Mess tin with graffiti
The mess kit was inseparable from the soldier. Each soldier had his and carried it wherever he went. Made of aluminum , they were very light. They had handles that could be used to fasten them to the straps. In photographs of the war period, it is common to see soldiers with a mess tin or dish hanging from the straps or belt.
The mess tin shown in the picture has the peculiarity of being personalized. Its owner, Armando Stellani, an Italian soldier, had it inscribed with his name. Stellani’s life story can be reconstructed. He was born in Palestrina in 1914 and participated in the Spanish Civil War with the Corpo Truppe Volontarie, which Mussolini sent to support the rebels. He survived and also participated in the Second World War, from which he also came out alive. Armando Stellani worked in the cafe owned by his father in Palestrina and combined his job with painting and sculpture. He died in 2005, at 90.
The mess kit was owned by a resident of the village of Abánades (Guadalajara), who used it to make plaster. We do not know how it ended up in his hands, but we can understand the general context during the war. Italian forces had a prominent though not very glorious role on the Guadalajara front. They suffered a great defeat in the battle of Guadalajara (8-23 March 1937), which cost them thousands of casualties and enormous losses in matériel.

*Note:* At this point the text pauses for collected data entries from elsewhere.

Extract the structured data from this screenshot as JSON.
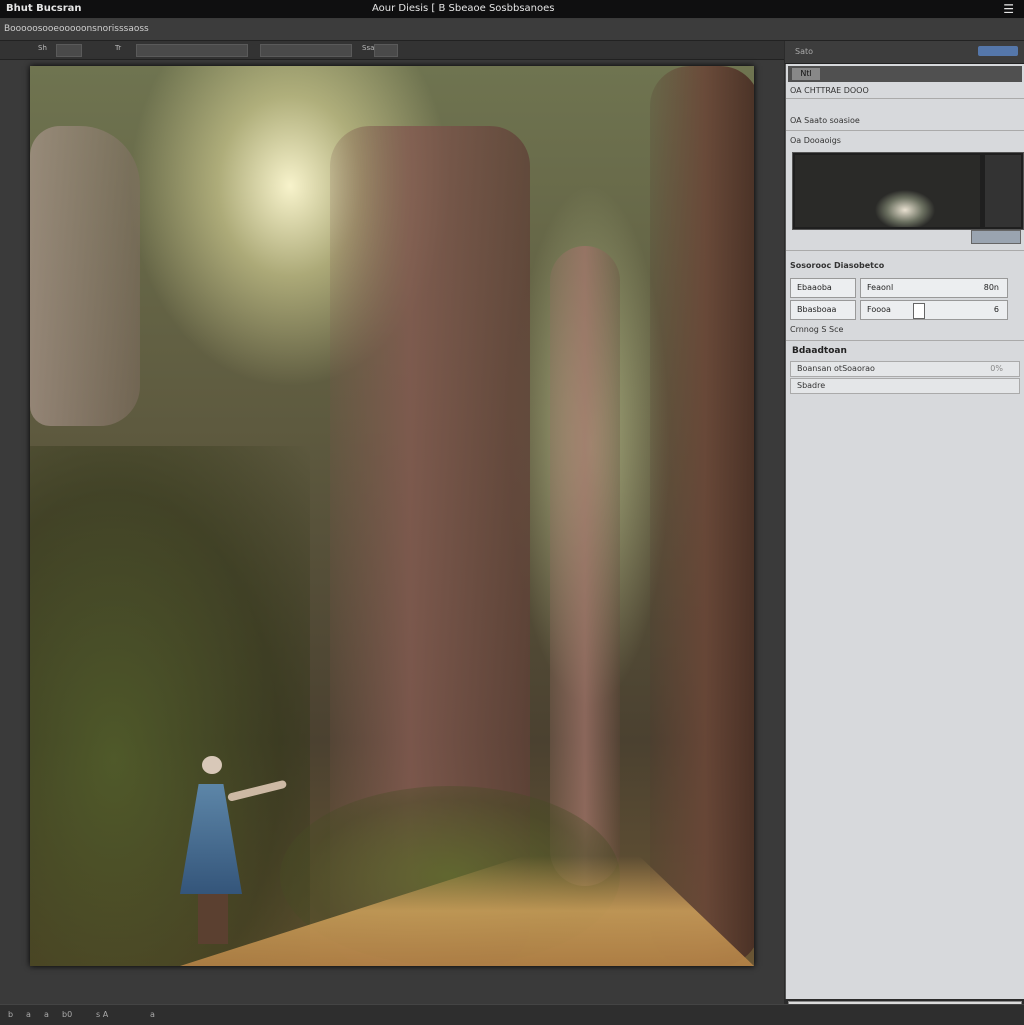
{
  "titlebar": {
    "app": "Bhut Bucsran",
    "document": "Aour Diesis [ B Sbeaoe Sosbbsanoes",
    "menu_icon": "hamburger-icon"
  },
  "menubar": {
    "path": "Booooosooeooooonsnorisssaoss"
  },
  "options": {
    "label1": "Sh",
    "label2": "Tr",
    "label3": "Ssa"
  },
  "panel": {
    "tab": "Sato",
    "nav_tab": "Ntl",
    "row1": "OA CHTTRAE DOOO",
    "row2": "OA Saato soasioe",
    "section_navigator": "Oa Dooaoigs",
    "section_properties": "Sosorooc Diasobetco",
    "field_left_1": "Ebaaoba",
    "field_right_1": "Feaonl",
    "field_right_1_val": "80n",
    "field_left_2": "Bbasboaa",
    "field_right_2": "Foooa",
    "field_right_2_val": "6",
    "row_change": "Crnnog S Sce",
    "section_adjust": "Bdaadtoan",
    "input1": "Boansan otSoaorao",
    "input1_pct": "0%",
    "input2": "Sbadre"
  },
  "status": {
    "s1": "b",
    "s2": "a",
    "s3": "a",
    "s4": "b0",
    "s5": "s A",
    "s6": "a"
  },
  "colors": {
    "accent": "#5577aa",
    "panel_bg": "#d7d9dc",
    "workspace": "#3a3a3a"
  }
}
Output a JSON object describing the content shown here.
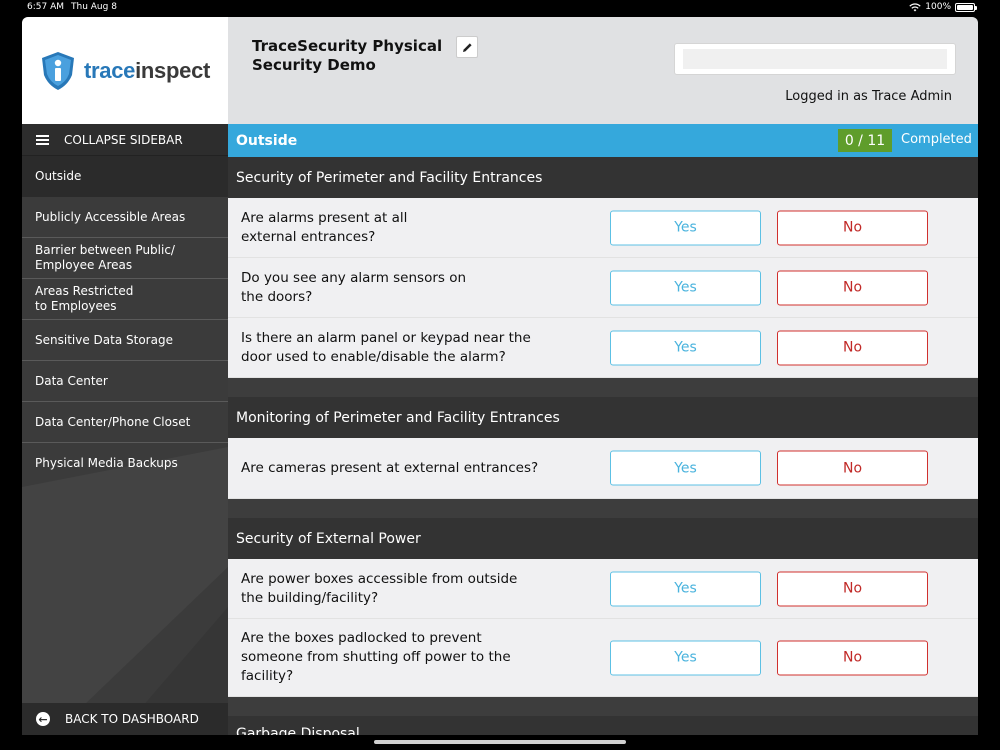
{
  "status_bar": {
    "time": "6:57 AM",
    "date": "Thu Aug 8",
    "battery": "100%"
  },
  "brand": {
    "logo_part1": "trace",
    "logo_part2": "inspect"
  },
  "sidebar": {
    "collapse_label": "COLLAPSE SIDEBAR",
    "items": [
      {
        "label": "Outside",
        "active": true
      },
      {
        "label": "Publicly Accessible Areas"
      },
      {
        "label": "Barrier between Public/ Employee Areas"
      },
      {
        "label": "Areas Restricted to Employees"
      },
      {
        "label": "Sensitive Data Storage"
      },
      {
        "label": "Data Center"
      },
      {
        "label": "Data Center/Phone Closet"
      },
      {
        "label": "Physical Media Backups"
      }
    ],
    "back_label": "BACK TO DASHBOARD"
  },
  "header": {
    "title": "TraceSecurity Physical Security Demo",
    "logged_in": "Logged in as Trace Admin"
  },
  "section": {
    "name": "Outside",
    "progress": "0 / 11",
    "completed_label": "Completed"
  },
  "groups": [
    {
      "title": "Security of Perimeter and Facility Entrances",
      "questions": [
        {
          "text": "Are alarms present at all external entrances?",
          "yes": "Yes",
          "no": "No"
        },
        {
          "text": "Do you see any alarm sensors on the doors?",
          "yes": "Yes",
          "no": "No"
        },
        {
          "text": "Is there an alarm panel or keypad near the door used to enable/disable the alarm?",
          "yes": "Yes",
          "no": "No"
        }
      ]
    },
    {
      "title": "Monitoring of Perimeter and Facility Entrances",
      "questions": [
        {
          "text": "Are cameras present at external entrances?",
          "yes": "Yes",
          "no": "No"
        }
      ]
    },
    {
      "title": "Security of External Power",
      "questions": [
        {
          "text": "Are power boxes accessible from outside the building/facility?",
          "yes": "Yes",
          "no": "No"
        },
        {
          "text": "Are the boxes padlocked to prevent someone from shutting off power to the facility?",
          "yes": "Yes",
          "no": "No"
        }
      ]
    }
  ],
  "next_group_title": "Garbage Disposal",
  "colors": {
    "accent": "#35a8dc",
    "yes": "#4ab3dd",
    "no": "#c12a28",
    "badge": "#5f9d2b"
  }
}
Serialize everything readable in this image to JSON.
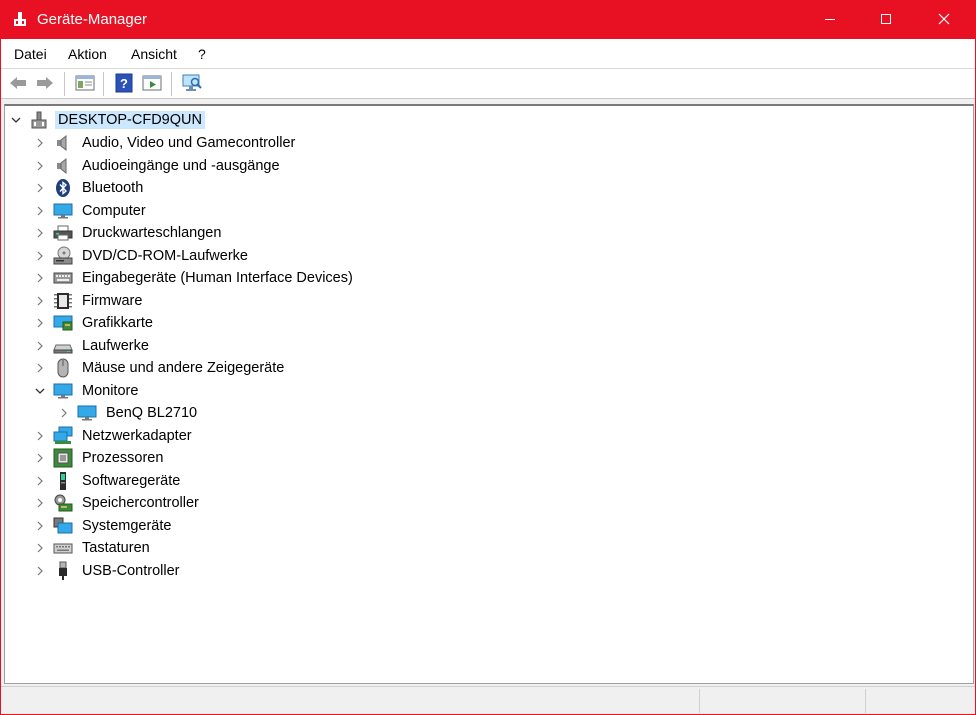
{
  "window": {
    "title": "Geräte-Manager",
    "accent_color": "#e81123",
    "controls": {
      "minimize": "minimize-icon",
      "maximize": "maximize-icon",
      "close": "close-icon"
    }
  },
  "menu": {
    "items": [
      {
        "label": "Datei"
      },
      {
        "label": "Aktion"
      },
      {
        "label": "Ansicht"
      },
      {
        "label": "?"
      }
    ]
  },
  "toolbar": {
    "buttons": [
      "back-arrow-icon",
      "forward-arrow-icon",
      "properties-icon",
      "help-icon",
      "run-icon",
      "scan-hardware-icon"
    ]
  },
  "tree": {
    "root": {
      "label": "DESKTOP-CFD9QUN",
      "expanded": true
    },
    "categories": [
      {
        "label": "Audio, Video und Gamecontroller",
        "icon": "speaker-icon",
        "expanded": false
      },
      {
        "label": "Audioeingänge und -ausgänge",
        "icon": "speaker-icon",
        "expanded": false
      },
      {
        "label": "Bluetooth",
        "icon": "bluetooth-icon",
        "expanded": false
      },
      {
        "label": "Computer",
        "icon": "monitor-icon",
        "expanded": false
      },
      {
        "label": "Druckwarteschlangen",
        "icon": "printer-icon",
        "expanded": false
      },
      {
        "label": "DVD/CD-ROM-Laufwerke",
        "icon": "disc-drive-icon",
        "expanded": false
      },
      {
        "label": "Eingabegeräte (Human Interface Devices)",
        "icon": "hid-icon",
        "expanded": false
      },
      {
        "label": "Firmware",
        "icon": "chip-icon",
        "expanded": false
      },
      {
        "label": "Grafikkarte",
        "icon": "display-adapter-icon",
        "expanded": false
      },
      {
        "label": "Laufwerke",
        "icon": "disk-drive-icon",
        "expanded": false
      },
      {
        "label": "Mäuse und andere Zeigegeräte",
        "icon": "mouse-icon",
        "expanded": false
      },
      {
        "label": "Monitore",
        "icon": "monitor-icon",
        "expanded": true,
        "children": [
          {
            "label": "BenQ BL2710",
            "icon": "monitor-icon"
          }
        ]
      },
      {
        "label": "Netzwerkadapter",
        "icon": "network-adapter-icon",
        "expanded": false
      },
      {
        "label": "Prozessoren",
        "icon": "processor-icon",
        "expanded": false
      },
      {
        "label": "Softwaregeräte",
        "icon": "software-device-icon",
        "expanded": false
      },
      {
        "label": "Speichercontroller",
        "icon": "storage-controller-icon",
        "expanded": false
      },
      {
        "label": "Systemgeräte",
        "icon": "system-devices-icon",
        "expanded": false
      },
      {
        "label": "Tastaturen",
        "icon": "keyboard-icon",
        "expanded": false
      },
      {
        "label": "USB-Controller",
        "icon": "usb-icon",
        "expanded": false
      }
    ]
  }
}
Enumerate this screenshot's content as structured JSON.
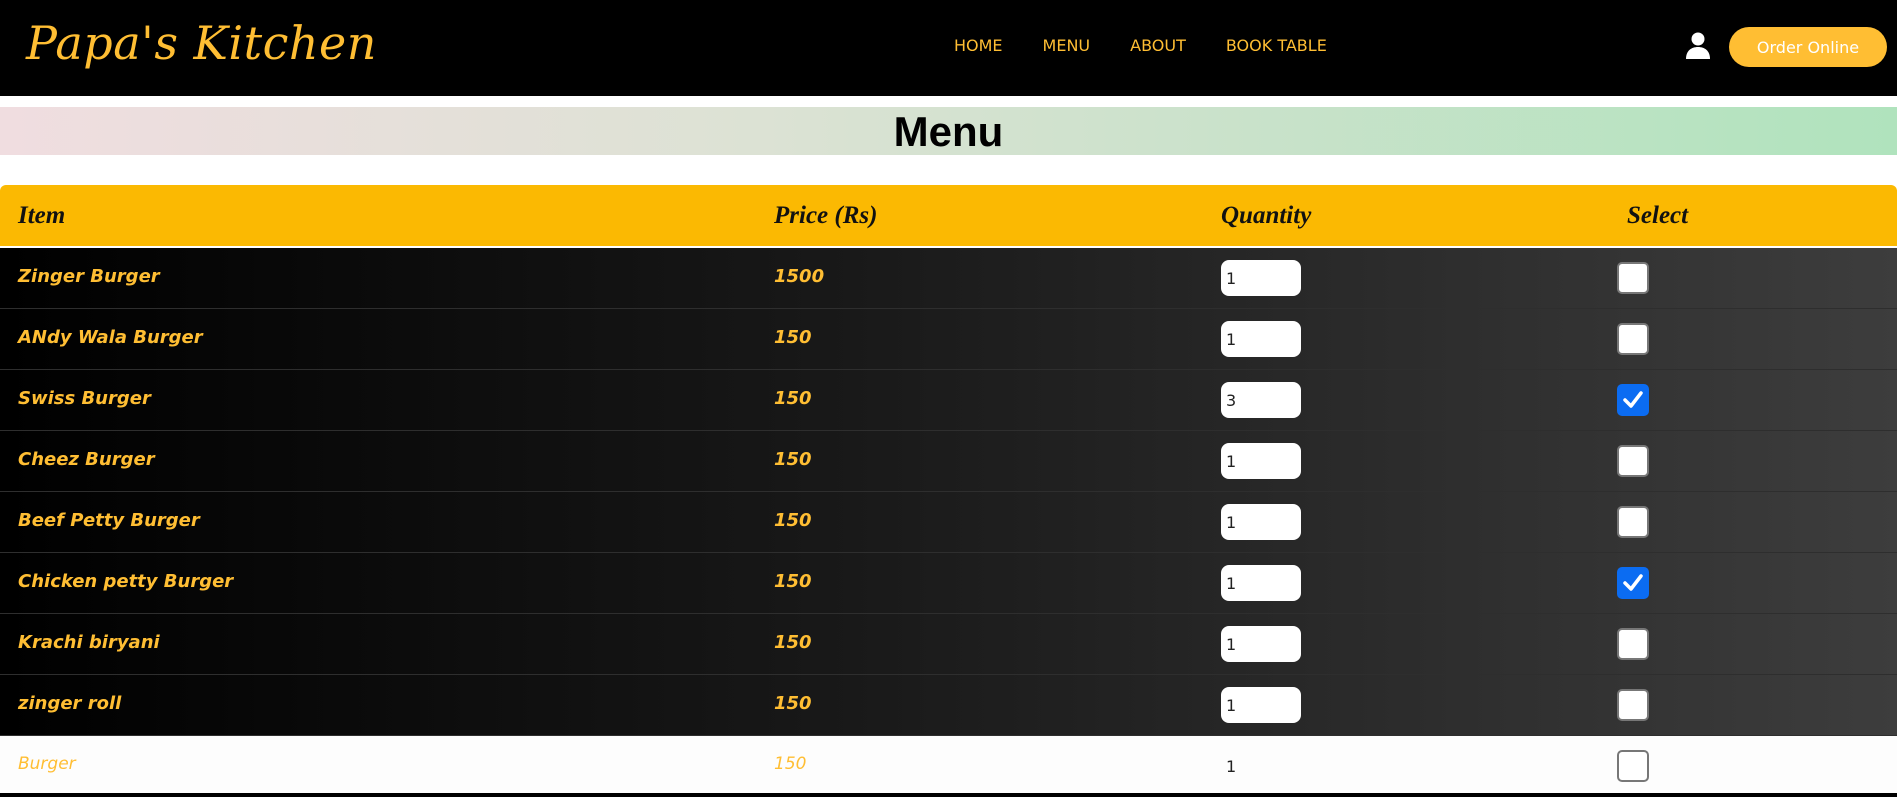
{
  "navbar": {
    "brand": "Papa's Kitchen",
    "links": [
      "HOME",
      "MENU",
      "ABOUT",
      "BOOK TABLE"
    ],
    "order_button": "Order Online",
    "accent_color": "#ffbe33"
  },
  "menu": {
    "heading": "Menu",
    "columns": [
      "Item",
      "Price (Rs)",
      "Quantity",
      "Select"
    ],
    "rows": [
      {
        "name": "Zinger Burger",
        "price": "1500",
        "quantity": "1",
        "selected": false
      },
      {
        "name": "ANdy Wala Burger",
        "price": "150",
        "quantity": "1",
        "selected": false
      },
      {
        "name": "Swiss Burger",
        "price": "150",
        "quantity": "3",
        "selected": true
      },
      {
        "name": "Cheez Burger",
        "price": "150",
        "quantity": "1",
        "selected": false
      },
      {
        "name": "Beef Petty Burger",
        "price": "150",
        "quantity": "1",
        "selected": false
      },
      {
        "name": "Chicken petty Burger",
        "price": "150",
        "quantity": "1",
        "selected": true
      },
      {
        "name": "Krachi biryani",
        "price": "150",
        "quantity": "1",
        "selected": false
      },
      {
        "name": "zinger roll",
        "price": "150",
        "quantity": "1",
        "selected": false
      },
      {
        "name": "Burger",
        "price": "150",
        "quantity": "1",
        "selected": false
      }
    ]
  },
  "icons": {
    "user": "user-icon",
    "check": "check-icon"
  },
  "colors": {
    "header_bar": "#fbb902",
    "checkbox_checked": "#0b6cf2"
  }
}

We also know that Italian and Spanish troops often exchanged equipment. In the archaeological excavations in Abánades, helmets, motorcycle goggles and flares produced in Italy, along with the more common munitions that were provided by Fascist Italy to the Francoist Army, have been found in positions occupied by Spanish troops. Ricardo Fernández de la Reguera describes those exchanges in his 1957 novel a Cuerpo a Tierra (“Hit the dirt”) set in Guadalajara during the Civil War:
For a few days, they lived together with the Italians they came to relieve. They got along immediately. Italians were cordial, generous and a bit naive. They were excited by the most unusual objects. As they had an excess of equipment, wonderful exchanges were made. For a wick lighter, a stingy hip flask or any other trinket they got trousers, a combat jacket, a poncho, a pair of boots, caps... Or they disappeared in the hands of rapacious Spaniards at the slightest oversight. Augustus’ battalion [the main character] was transformed. They wore a heterogeneous attire, a mixture of Spanish and Italian clothes.